Regardless of the Topic, the Pentagon Shouldn’t Call Out Journalists for their Comments (OPINION)
March 25, 2021
On Mar. 9, FOX News commentator Tucker Carlson made a series of controversial comments surrounding Joe Biden’s International Women’s Day address. Biden’s speech included that the U.S. military would be “designing body armor that fits women properly; tailoring combat uniforms for women; creating maternity flight suits” and “updating requirements for their hairstyles.”
Carlson compared China’s new plan to encourage masculinity with Biden’s announcement to commemorate women in the military. “So we’ve got new hairstyles and maternity flight suits. Pregnant women are going to fight our wars,” said Carlson. “It’s a mockery of the U.S. military.” His comments sparked outrage and support from the left and right.
Tucker Carlson is turning the military into collateral damage in the right’s cultural wars, @MaxBoot writes https://t.co/ybLyNcBC1M
— Washington Post Opinions (@PostOpinions) March 20, 2021
However, the most concerning thing about the situation isn’t the controversy it created; it’s that the Pentagon itself responded to Carlson.
In an off-camera press briefing, Pentagon Press Secretary John F. Kirby said, “And finally, I’d like to briefly address some recent comments made by the host of a popular cable show about who serves in the military, and what that service means…. What we absolutely won’t do is take personnel advice from a talk show host or the Chinese military. Now maybe those folks feel like they have something to prove; that’s on them.”
He also later added, “If you’re asking, does the secretary [of defense] have concerns about the fact that active-duty leaders are also expressing their revulsion to these ridiculous comments, no, he doesn’t have concerns about the – their – their willingness to do that.”
The first amendment of the United States states, “Congress shall make no law respecting an establishment of religion, or prohibiting the free exercise thereof; or abridging the freedom of speech, or of the press; or the right of the people peaceably to assemble, and to petition the Government for a redress of grievances.” Therefore, journalists have the right to question the government and military of its actions without legal retribution.
No, Congress has not passed any law that impedes journalists’ rights to comment on the actions of the U.S. military. But, it is worrying that the U.S. Department of Defense has taken it upon itself to criticize journalists. After all, it’s the strength of the U.S. military to enforce the legal system that incentivizes citizens to follow such laws at all.
“I think that he [Carlson] definitely shouldn’t have said anything like that, but people in journalism shouldn’t be criticized by the government,” said Erin Hendrickson (‘22).
Or you could focus on, you know, making the force as effective as require in order to defend the Constitution https://t.co/Ijmc8VKsh5
— Ben Shapiro (@benshapiro) March 16, 2021
The President of the United States is the commander of the armed forces and Congress has the ultimate power to declare war and raise and support those armed forces. The fact that the U.S. Department of Defense is passing its own judgments on a journalist is incredibly disconcerting. It leaves the question of just how far the Pentagon will take its critiques and whether or not it will begin deciding for itself if someone’s comments are constitutional.
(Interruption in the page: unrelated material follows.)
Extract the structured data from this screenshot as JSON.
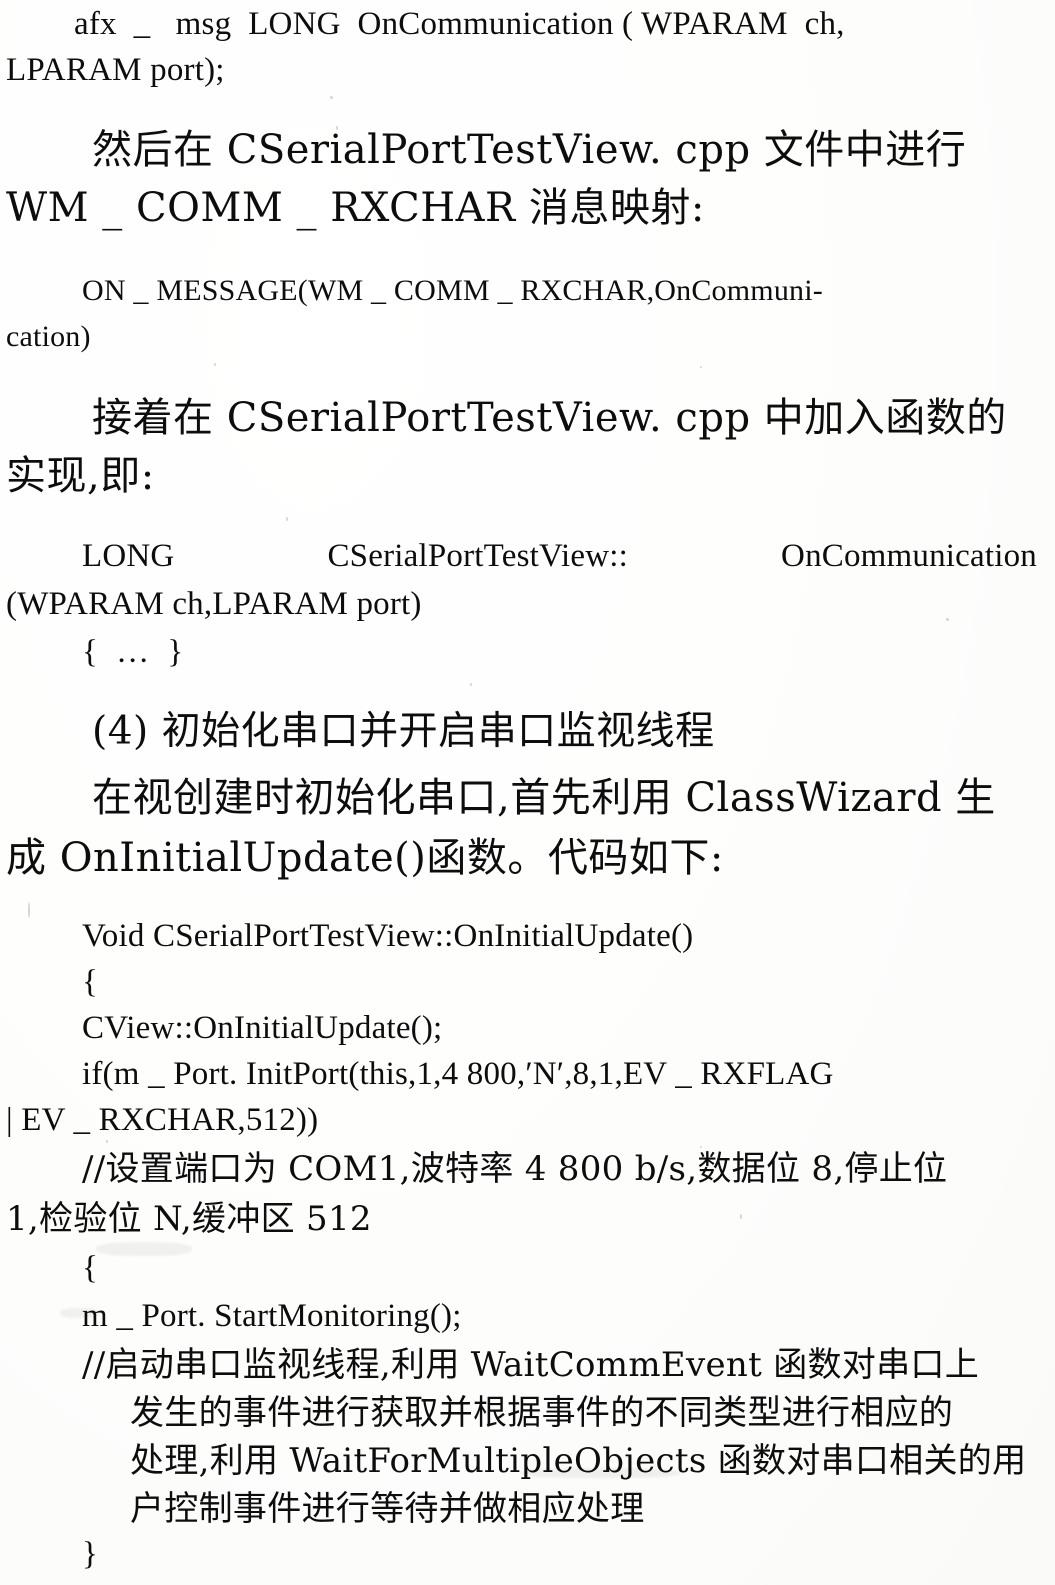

In 1832, President Andrew Jackson abused the power of the military to ignore a Supreme Court ruling. Without the military, the Supreme Court had virtually no ability to uphold Congress’s laws and the constitution itself. The result was what would become known as the Trail of Tears, one of the greatest human rights violations in American history. Although it was not the commander-in-chief who told the Pentagon to call Carlson out, the event is a reflection of just what can happen when the military takes it upon itself to assert what it believes to be right.
If the Pentagon continues to call out journalists for their remarks, foreign incidents like Simon Ostrovsky’s (a Russian-American journalist who was arrested in Sloviansk, Ukraine under suspicion of being a right sector spy) don’t seem too distant in the U.S.’s future. In Ostrovsky’s case, the self-proclaimed mayor had previously warned the journalists in Sloviansk that “if they [the journalists] were caught lying that they would be expelled from the city and that they [the mayor’s government] would be watching our work and that they’d taken our names down and that they know who we are and so we’d better be careful what we say.”
Ostrovsky was released after allegedly being beaten and interrogated by the pro-Russia forces that had overtaken the Sloviansk government. His arrest in Ukraine shows how a government deeming journalists’ reporting to be lies or “ridiculous,” as the Pentagon declared Carlson’s comments, could lead to the unjust imprisonment and unlawful treatment of prisoners like that of Ostrovsky.
While some harmful or violent speech is not protected under the first amendment, Carlson’s comments do not qualify as such. Therefore, the Pentagon has no legal or constitutional obligation to keep Carlson from saying what he pleases, no matter the negative connotation it believes his words carry.